Here is an example using minimap2:

$ minimap2 -ax splice -t 30 -uf --secondary=no \
  cogent.fake_genome.fasta hq_transcripts.fasta > \
   hq_transcripts.fasta.sam

Or you can use GMAP instead of minimap2:

$ gmap_build -D . -d fake_genome cogent.fake_genome.fasta
$ gmap -D . -d fake_genome -f samse -n 0 -t 30 \
   hq_transcripts.fasta > hq_transcripts.fasta.sam 2> \
   hq_transcripts.fasta.sam.log

We will then follow the collapse tutorial from Cupcake. You will need to install the Cupcake repo at this point!
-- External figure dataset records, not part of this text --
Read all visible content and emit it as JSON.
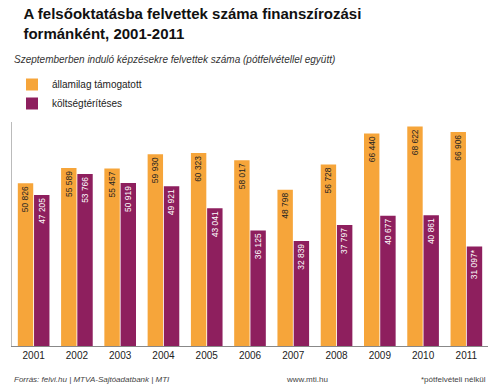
{
  "chart_data": {
    "type": "bar",
    "title": "A felsőoktatásba felvettek száma finanszírozási formánként, 2001-2011",
    "subtitle": "Szeptemberben induló képzésekre felvettek száma (pótfelvétellel együtt)",
    "categories": [
      "2001",
      "2002",
      "2003",
      "2004",
      "2005",
      "2006",
      "2007",
      "2008",
      "2009",
      "2010",
      "2011"
    ],
    "series": [
      {
        "name": "államilag támogatott",
        "color": "#f6a53a",
        "values": [
          50826,
          55589,
          55457,
          59930,
          60323,
          58017,
          48798,
          56728,
          66440,
          68622,
          66906
        ],
        "value_labels": [
          "50 826",
          "55 589",
          "55 457",
          "59 930",
          "60 323",
          "58 017",
          "48 798",
          "56 728",
          "66 440",
          "68 622",
          "66 906"
        ]
      },
      {
        "name": "költségtérítéses",
        "color": "#8e1f5e",
        "values": [
          47205,
          53766,
          50919,
          49921,
          43041,
          36125,
          32839,
          37797,
          40677,
          40861,
          31097
        ],
        "value_labels": [
          "47 205",
          "53 766",
          "50 919",
          "49 921",
          "43 041",
          "36 125",
          "32 839",
          "37 797",
          "40 677",
          "40 861",
          "31 097*"
        ]
      }
    ],
    "ylim": [
      0,
      70000
    ],
    "yticks": [],
    "grid": false,
    "legend": "top-left",
    "data_labels": true,
    "tick_labels": "x",
    "annotations": [
      "Forrás: felvi.hu | MTVA-Sajtóadatbank | MTI",
      "www.mti.hu",
      "*pótfelvételi nélkül"
    ]
  }
}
$ sort -k 3,3 -k 4,4n hq_transcripts.fasta.sam > hq_transcripts.fasta.sorted.sam
$ collapse_isoforms_by_sam.py --input hq_transcripts.fasta -s hq_transcripts.fasta.sorted.sam \
           -c 0.95 -i 0.85 --dun-merge-5-shorter \
           -o hq_transcripts.fasta.no5merge

$ get_abundance_post_collapse.py hq_transcripts.fasta.no5merge.collapsed cluster_report.csv
$ filter_away_subset.py hq_transcripts.fasta.no5merge.collapsed

The output will be hq_transcripts.fasta.no5merge.collapsed.filtered.* which have been collapsed into unique isoforms.

You can then follow up with rarefaction analysis using the collapsed output as well.